Sebuah kaidah fiqih (al-qawā’id al-fiqhiyyah) menyebutkan bahwa :

اَلْوَسِيْلَةُ إلىَ الْحَراَمِ حَرَامٌ

“Segala macam perantaraan/jalan (al-wasilah) kepada yang haram, hukumnya haram.” (Abu ‘Abdirrahman bin Majid Al-Jaza`iri, Al-Qawā’id Al-Fiqhiyyah Al-Mustakhrajah min I’lām Al-Muwaqqi’īn, hlm. 502).
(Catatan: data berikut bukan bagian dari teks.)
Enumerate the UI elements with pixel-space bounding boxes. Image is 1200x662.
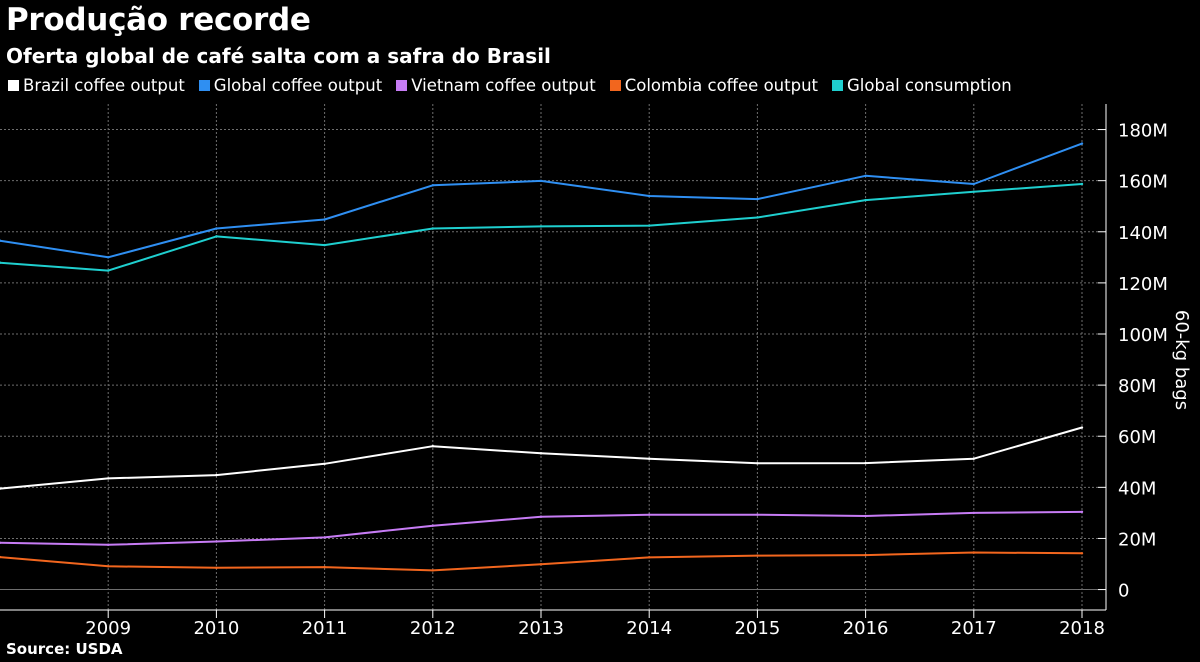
- y-tick-label: 160M: [1118, 172, 1168, 193]
- y-tick-label: 100M: [1118, 325, 1168, 346]
- data-point: [864, 461, 867, 465]
- data-point: [648, 513, 651, 516]
- data-point: [215, 473, 218, 477]
- data-point: [215, 566, 218, 570]
- y-axis-label: 60-kg bags: [1171, 310, 1192, 410]
- y-tick-label: 140M: [1118, 223, 1168, 244]
- y-tick-label: 40M: [1118, 478, 1156, 499]
- y-tick-label: 180M: [1118, 121, 1168, 142]
- data-point: [864, 198, 867, 202]
- x-tick-label: 2010: [193, 618, 239, 639]
- data-point: [431, 524, 434, 527]
- data-point: [864, 553, 867, 557]
- data-point: [0, 541, 2, 544]
- data-point: [864, 514, 867, 518]
- legend-swatch: [396, 80, 408, 91]
- data-point: [107, 256, 110, 259]
- data-point: [215, 540, 218, 543]
- x-tick-label: 2018: [1059, 618, 1105, 639]
- x-tick-label: 2015: [734, 618, 780, 639]
- data-point: [431, 444, 434, 448]
- data-point: [431, 227, 434, 230]
- chart-source: Source: USDA: [6, 640, 123, 658]
- data-point: [756, 197, 759, 201]
- data-point: [323, 243, 326, 247]
- chart-legend: Brazil coffee output Global coffee output…: [8, 76, 1012, 95]
- legend-label: Global consumption: [847, 76, 1012, 95]
- data-point: [539, 563, 543, 566]
- legend-label: Vietnam coffee output: [411, 76, 596, 95]
- data-point: [323, 218, 326, 221]
- legend-label: Global coffee output: [213, 76, 383, 95]
- data-point: [972, 511, 975, 515]
- data-point: [107, 269, 110, 272]
- legend-swatch: [8, 80, 19, 91]
- data-point: [972, 182, 975, 186]
- legend-swatch: [832, 80, 844, 91]
- data-point: [323, 565, 326, 569]
- legend-item: Global consumption: [832, 76, 1012, 95]
- data-point: [323, 462, 326, 466]
- legend-label: Colombia coffee output: [624, 76, 819, 95]
- data-point: [0, 555, 2, 559]
- data-point: [648, 224, 651, 227]
- data-point: [107, 565, 110, 568]
- data-point: [648, 457, 651, 460]
- legend-item: Global coffee output: [198, 76, 383, 95]
- data-point: [215, 235, 218, 238]
- x-tick-label: 2017: [951, 618, 997, 639]
- data-point: [756, 216, 759, 219]
- x-tick-label: 2014: [626, 618, 672, 639]
- data-point: [539, 225, 543, 228]
- data-point: [1080, 426, 1084, 429]
- legend-item: Vietnam coffee output: [396, 76, 596, 95]
- data-point: [107, 543, 110, 547]
- data-point: [756, 513, 759, 516]
- x-tick-label: 2013: [518, 618, 564, 639]
- y-tick-label: 120M: [1118, 274, 1168, 295]
- data-point: [539, 452, 543, 455]
- chart-subtitle: Oferta global de café salta com a safra …: [6, 44, 551, 68]
- data-point: [539, 515, 543, 518]
- data-point: [1080, 510, 1084, 514]
- data-point: [0, 239, 2, 242]
- data-point: [756, 462, 759, 465]
- x-tick-label: 2016: [843, 618, 889, 639]
- data-point: [1080, 182, 1084, 186]
- data-point: [431, 569, 434, 572]
- data-point: [864, 174, 867, 178]
- data-point: [972, 190, 975, 193]
- data-point: [539, 179, 543, 183]
- y-tick-label: 0: [1118, 581, 1129, 602]
- y-tick-label: 80M: [1118, 376, 1156, 397]
- legend-swatch: [609, 80, 621, 91]
- data-point: [0, 261, 2, 264]
- y-tick-label: 20M: [1118, 529, 1156, 550]
- data-point: [107, 477, 110, 480]
- data-point: [972, 551, 975, 554]
- x-tick-label: 2009: [85, 618, 131, 639]
- data-point: [1080, 142, 1084, 145]
- data-point: [0, 487, 2, 490]
- data-point: [648, 194, 651, 198]
- y-tick-label: 60M: [1118, 427, 1156, 448]
- data-point: [323, 536, 326, 539]
- legend-item: Brazil coffee output: [8, 76, 185, 95]
- data-point: [648, 556, 651, 559]
- legend-swatch: [198, 80, 210, 91]
- chart-title: Produção recorde: [6, 2, 311, 38]
- x-tick-label: 2012: [410, 618, 456, 639]
- data-point: [215, 227, 218, 230]
- x-tick-label: 2011: [302, 618, 348, 639]
- data-point: [972, 457, 975, 460]
- legend-label: Brazil coffee output: [23, 76, 185, 95]
- legend-item: Colombia coffee output: [609, 76, 819, 95]
- data-point: [1080, 552, 1084, 555]
- data-point: [431, 184, 434, 187]
- data-point: [756, 554, 759, 557]
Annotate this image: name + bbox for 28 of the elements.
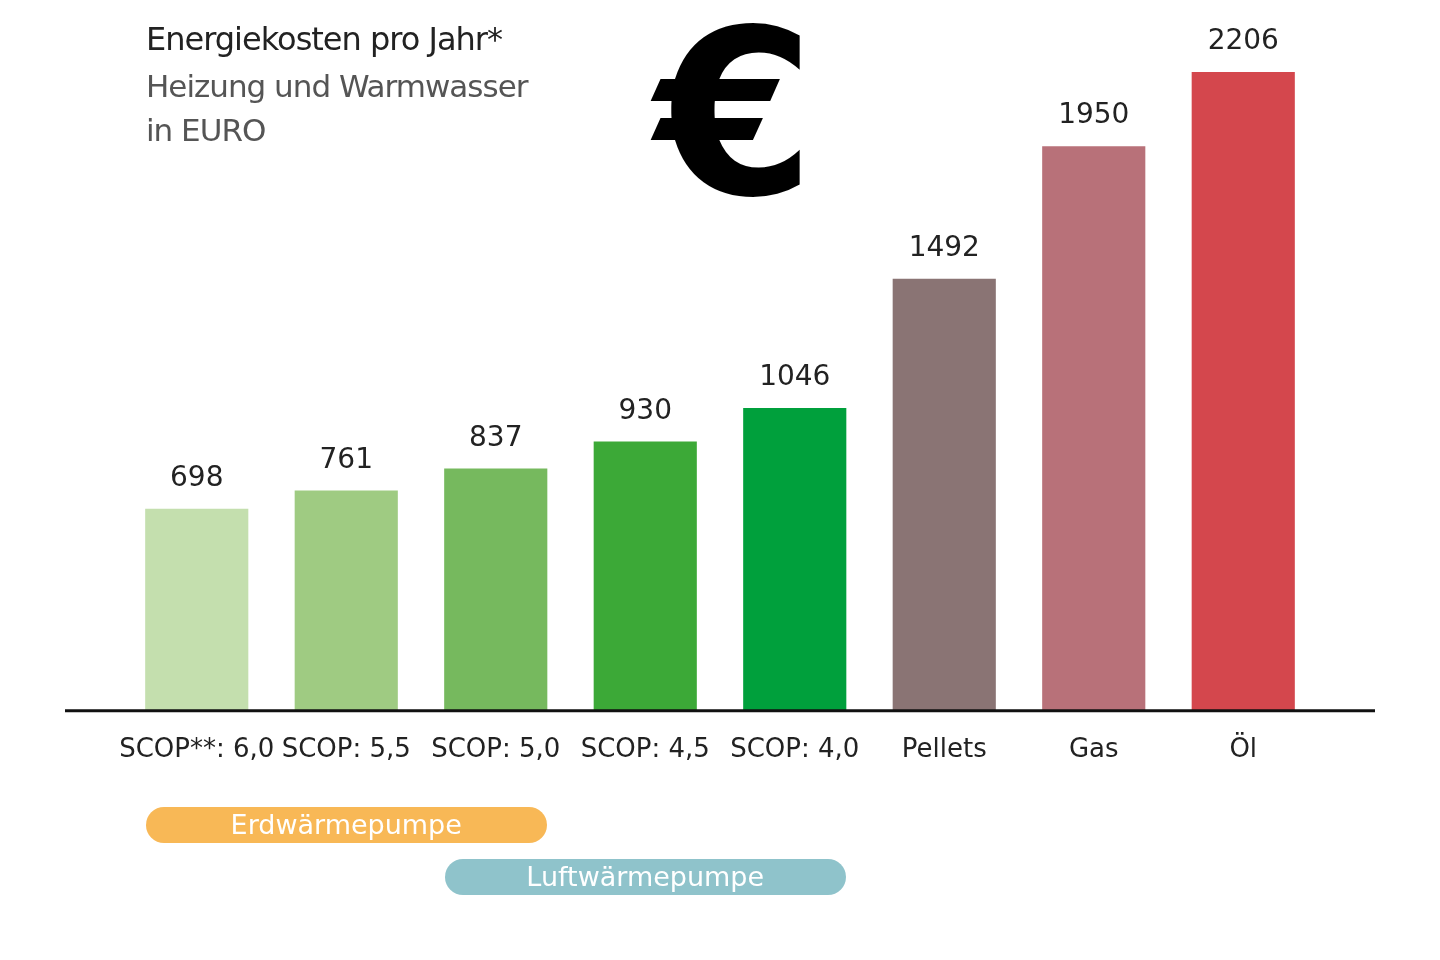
x-tick-label: SCOP: 5,0: [431, 733, 561, 764]
x-tick-label: SCOP: 4,0: [730, 733, 860, 764]
bar: [743, 407, 847, 711]
x-tick-label: Pellets: [901, 733, 987, 764]
chart-title: Energiekosten pro Jahr*: [146, 20, 502, 58]
data-label: 1950: [1058, 97, 1130, 131]
bar: [593, 441, 697, 711]
text: Erdwärmepumpe: [145, 807, 547, 843]
text: Luftwärmepumpe: [444, 859, 846, 895]
data-label: 930: [618, 392, 672, 426]
data-label: 698: [170, 459, 224, 493]
x-tick-label: Gas: [1068, 733, 1119, 764]
data-label: 761: [319, 441, 373, 475]
data-label: 2206: [1207, 23, 1279, 57]
bar: [294, 490, 398, 711]
bar: [892, 278, 996, 711]
bar: [145, 508, 249, 711]
x-tick-label: SCOP: 5,5: [281, 733, 411, 764]
bar: [1042, 146, 1146, 711]
x-tick-label: SCOP: 4,5: [580, 733, 710, 764]
data-label: 837: [469, 419, 523, 453]
x-tick-label: SCOP**: 6,0: [119, 733, 275, 764]
bar: [444, 468, 548, 711]
text: Heizung und Warmwasser in EURO: [146, 67, 529, 150]
data-label: 1046: [759, 359, 831, 393]
data-label: 1492: [908, 230, 980, 264]
bar: [1191, 72, 1295, 711]
x-tick-label: Öl: [1229, 732, 1258, 764]
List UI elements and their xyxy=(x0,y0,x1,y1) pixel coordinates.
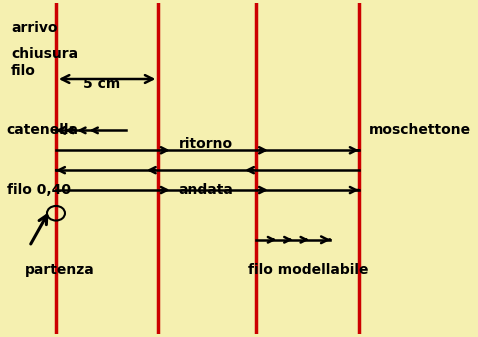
Text: moschettone: moschettone xyxy=(369,123,471,137)
Text: partenza: partenza xyxy=(25,263,95,277)
Text: catenella: catenella xyxy=(7,123,79,137)
Text: chiusura
filo: chiusura filo xyxy=(11,47,78,78)
Text: andata: andata xyxy=(179,183,234,197)
Text: 5 cm: 5 cm xyxy=(83,77,120,91)
Text: filo 0,40: filo 0,40 xyxy=(7,183,71,197)
Text: ritorno: ritorno xyxy=(179,137,233,151)
Text: arrivo: arrivo xyxy=(11,21,57,35)
Text: filo modellabile: filo modellabile xyxy=(248,263,369,277)
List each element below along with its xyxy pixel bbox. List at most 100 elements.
Jadi, PP 28/2024 tersebut, khususnya pada pasal-pasal yang diduga kuat menyangkut legalisasi zina, haram untuk dilaksanakan. Hal ini karena PP tersebut berarti sudah menjadi sarana/jalan (al-wasīlah) yang patut diduga kuat mengarah pada legalisasi zina di kalangan anak usia sekolah dan remaja. Padahal zina itu sudah tegas dan jelas diharamkan secara qath’i (pasti/tegas) dalam agama Islam, sesuai firman Allah SWT :

وَلَا تَقْرَبُوا الزِّنٰىٓ اِنَّهٗ كَانَ فَاحِشَةًۗ وَسَاۤءَ سَبِيْلًا

“Janganlah kamu mendekati zina. Sesungguhnya (zina) itu adalah perbuatan yang keji dan jalan yang terburuk.” (QS Al-Isrā` : 32). Wallāhu a’lam.

Ya Allah, kami sudah menyampaikan, saksikanlah.